Apollo Guidance Computer – reverse engineering the core memory simulator #Apollo50 #Apollo50th #ReverseEngineering @kenshirriff
Ken Shirriff blogs about the restoration of the device used to simulate Apollo computer core rope memory.
Onboard the Apollo spacecraft, the revolutionary Apollo Guidance Computer helped navigate to the Moon and land on its surface. The AGC’s software was physically woven into permanent storage called core rope memory. We are restoring an Apollo Guidance Computer (below), which is missing the core ropes, but instead has core rope simulator boxes. These boxes were used during development and ground testing to avoid constantly manufacturing ropes. The core rope simulator is undocumented, so I reverse-engineered it, built an interface, and we used the simulator to run programs on our Apollo Guidance Computer. But we ran into some complications along the way.

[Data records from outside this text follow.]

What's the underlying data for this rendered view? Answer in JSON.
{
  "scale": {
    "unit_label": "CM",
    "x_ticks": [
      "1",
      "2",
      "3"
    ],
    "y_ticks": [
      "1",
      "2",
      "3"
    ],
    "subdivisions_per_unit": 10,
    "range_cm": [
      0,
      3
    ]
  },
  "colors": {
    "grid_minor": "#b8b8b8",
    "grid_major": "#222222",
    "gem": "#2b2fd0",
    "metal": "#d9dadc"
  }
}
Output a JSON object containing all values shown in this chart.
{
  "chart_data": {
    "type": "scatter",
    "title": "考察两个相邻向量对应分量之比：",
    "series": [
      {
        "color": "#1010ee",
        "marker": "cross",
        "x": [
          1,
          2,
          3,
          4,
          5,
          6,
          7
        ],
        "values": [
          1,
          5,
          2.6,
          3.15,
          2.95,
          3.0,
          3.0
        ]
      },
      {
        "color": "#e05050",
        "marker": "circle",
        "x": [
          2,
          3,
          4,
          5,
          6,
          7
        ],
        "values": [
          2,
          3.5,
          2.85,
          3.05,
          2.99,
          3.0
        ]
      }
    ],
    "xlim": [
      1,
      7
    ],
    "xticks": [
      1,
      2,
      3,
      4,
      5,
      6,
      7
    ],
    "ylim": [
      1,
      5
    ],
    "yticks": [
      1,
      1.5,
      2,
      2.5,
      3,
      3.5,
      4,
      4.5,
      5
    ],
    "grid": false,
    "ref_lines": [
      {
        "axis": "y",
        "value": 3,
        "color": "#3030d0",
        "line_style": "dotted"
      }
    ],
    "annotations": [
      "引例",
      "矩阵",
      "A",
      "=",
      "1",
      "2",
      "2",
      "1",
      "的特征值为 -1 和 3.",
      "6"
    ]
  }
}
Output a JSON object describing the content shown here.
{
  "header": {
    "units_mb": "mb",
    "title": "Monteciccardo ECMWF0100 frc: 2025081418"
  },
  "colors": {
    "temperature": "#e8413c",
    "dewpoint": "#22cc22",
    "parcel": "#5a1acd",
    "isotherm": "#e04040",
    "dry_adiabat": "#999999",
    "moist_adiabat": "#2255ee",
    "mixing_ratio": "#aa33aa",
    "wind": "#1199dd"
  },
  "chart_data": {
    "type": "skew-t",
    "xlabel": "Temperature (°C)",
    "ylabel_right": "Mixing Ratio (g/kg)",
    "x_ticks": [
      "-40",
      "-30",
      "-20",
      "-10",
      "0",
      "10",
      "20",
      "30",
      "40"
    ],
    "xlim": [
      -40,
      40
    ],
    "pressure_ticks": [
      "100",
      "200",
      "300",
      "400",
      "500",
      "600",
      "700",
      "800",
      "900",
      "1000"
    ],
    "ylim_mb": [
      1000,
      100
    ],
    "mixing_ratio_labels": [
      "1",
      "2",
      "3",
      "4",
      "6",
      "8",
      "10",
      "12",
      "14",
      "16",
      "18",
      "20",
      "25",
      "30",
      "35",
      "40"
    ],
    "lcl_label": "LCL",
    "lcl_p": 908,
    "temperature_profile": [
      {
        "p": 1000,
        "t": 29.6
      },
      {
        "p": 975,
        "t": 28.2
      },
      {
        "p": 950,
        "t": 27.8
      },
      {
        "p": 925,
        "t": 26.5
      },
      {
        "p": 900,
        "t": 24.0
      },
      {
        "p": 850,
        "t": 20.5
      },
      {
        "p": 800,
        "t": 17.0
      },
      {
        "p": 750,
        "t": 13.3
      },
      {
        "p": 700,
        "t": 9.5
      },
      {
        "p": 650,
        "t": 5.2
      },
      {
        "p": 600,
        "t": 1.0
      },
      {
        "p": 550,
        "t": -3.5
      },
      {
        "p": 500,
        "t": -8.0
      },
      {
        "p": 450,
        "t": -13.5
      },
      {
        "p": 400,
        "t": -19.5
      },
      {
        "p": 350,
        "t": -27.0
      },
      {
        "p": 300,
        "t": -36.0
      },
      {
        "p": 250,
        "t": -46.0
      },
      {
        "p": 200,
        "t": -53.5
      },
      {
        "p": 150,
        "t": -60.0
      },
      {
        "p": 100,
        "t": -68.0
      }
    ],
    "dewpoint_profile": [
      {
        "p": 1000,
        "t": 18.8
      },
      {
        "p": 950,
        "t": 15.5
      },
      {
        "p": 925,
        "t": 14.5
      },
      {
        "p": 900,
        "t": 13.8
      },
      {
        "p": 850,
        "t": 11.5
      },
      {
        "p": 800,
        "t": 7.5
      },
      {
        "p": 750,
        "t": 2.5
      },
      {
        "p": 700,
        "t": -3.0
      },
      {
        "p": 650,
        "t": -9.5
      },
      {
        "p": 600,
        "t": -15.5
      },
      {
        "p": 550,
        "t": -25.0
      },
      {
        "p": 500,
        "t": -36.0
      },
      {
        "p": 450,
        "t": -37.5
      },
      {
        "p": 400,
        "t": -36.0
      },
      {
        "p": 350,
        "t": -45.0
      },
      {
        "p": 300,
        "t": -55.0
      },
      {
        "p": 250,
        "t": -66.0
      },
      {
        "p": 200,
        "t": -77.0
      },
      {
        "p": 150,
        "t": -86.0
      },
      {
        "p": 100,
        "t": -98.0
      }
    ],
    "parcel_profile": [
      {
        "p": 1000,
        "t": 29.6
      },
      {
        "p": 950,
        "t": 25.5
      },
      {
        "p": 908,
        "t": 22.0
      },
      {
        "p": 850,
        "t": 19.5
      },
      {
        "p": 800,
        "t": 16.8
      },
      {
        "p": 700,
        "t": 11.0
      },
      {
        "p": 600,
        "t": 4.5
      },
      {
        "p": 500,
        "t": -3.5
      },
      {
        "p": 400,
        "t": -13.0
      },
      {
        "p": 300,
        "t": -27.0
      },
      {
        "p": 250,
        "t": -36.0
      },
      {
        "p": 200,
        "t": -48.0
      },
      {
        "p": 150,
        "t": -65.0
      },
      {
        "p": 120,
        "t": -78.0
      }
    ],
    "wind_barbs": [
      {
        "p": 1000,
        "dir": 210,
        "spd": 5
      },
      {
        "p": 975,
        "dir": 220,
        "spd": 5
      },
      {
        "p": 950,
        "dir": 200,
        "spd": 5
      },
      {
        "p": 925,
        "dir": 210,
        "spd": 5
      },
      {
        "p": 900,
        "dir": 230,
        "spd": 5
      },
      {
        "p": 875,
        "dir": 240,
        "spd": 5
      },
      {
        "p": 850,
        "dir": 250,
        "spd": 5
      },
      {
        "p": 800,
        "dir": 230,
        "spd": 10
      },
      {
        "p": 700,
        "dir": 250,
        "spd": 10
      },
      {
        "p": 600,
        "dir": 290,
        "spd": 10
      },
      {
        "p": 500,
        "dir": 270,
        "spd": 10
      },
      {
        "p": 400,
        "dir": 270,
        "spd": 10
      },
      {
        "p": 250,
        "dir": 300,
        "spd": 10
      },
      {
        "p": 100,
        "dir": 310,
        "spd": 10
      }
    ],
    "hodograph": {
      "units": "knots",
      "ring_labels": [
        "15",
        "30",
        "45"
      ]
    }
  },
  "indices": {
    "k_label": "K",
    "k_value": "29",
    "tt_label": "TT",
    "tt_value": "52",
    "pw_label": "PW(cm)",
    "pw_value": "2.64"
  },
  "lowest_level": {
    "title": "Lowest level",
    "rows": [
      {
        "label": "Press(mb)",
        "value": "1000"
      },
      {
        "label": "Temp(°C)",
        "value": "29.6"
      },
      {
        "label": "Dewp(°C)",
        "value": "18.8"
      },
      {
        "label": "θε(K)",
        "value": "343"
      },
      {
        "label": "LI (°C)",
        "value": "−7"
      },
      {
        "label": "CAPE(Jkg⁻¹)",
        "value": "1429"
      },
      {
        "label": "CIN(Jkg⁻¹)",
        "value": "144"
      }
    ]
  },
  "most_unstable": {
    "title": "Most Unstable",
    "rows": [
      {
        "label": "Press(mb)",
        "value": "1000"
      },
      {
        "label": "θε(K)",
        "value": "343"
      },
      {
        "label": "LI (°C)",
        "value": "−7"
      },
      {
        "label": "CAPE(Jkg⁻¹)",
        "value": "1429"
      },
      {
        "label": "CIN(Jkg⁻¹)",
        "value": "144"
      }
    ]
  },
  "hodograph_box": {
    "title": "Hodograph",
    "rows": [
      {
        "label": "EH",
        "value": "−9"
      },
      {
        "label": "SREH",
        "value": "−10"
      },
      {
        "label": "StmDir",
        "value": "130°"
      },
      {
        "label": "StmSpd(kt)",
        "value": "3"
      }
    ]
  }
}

Woven by hand, the original memory was fixed and very expensive to manufacture ($15,000 in 1960s dollars) – one small error would be a program bug. So Raytheon was contracted to make a core rope simulator. The simulator consists of two boxes that plugged into the AGC’s core rope slots, each box filling three rope slots.
Ken goes into exquisite detail on what the box was and how he went about reverse engineering and repairing the unit. This required some vintage test gear to measure some signals not easily measured with modern equipment.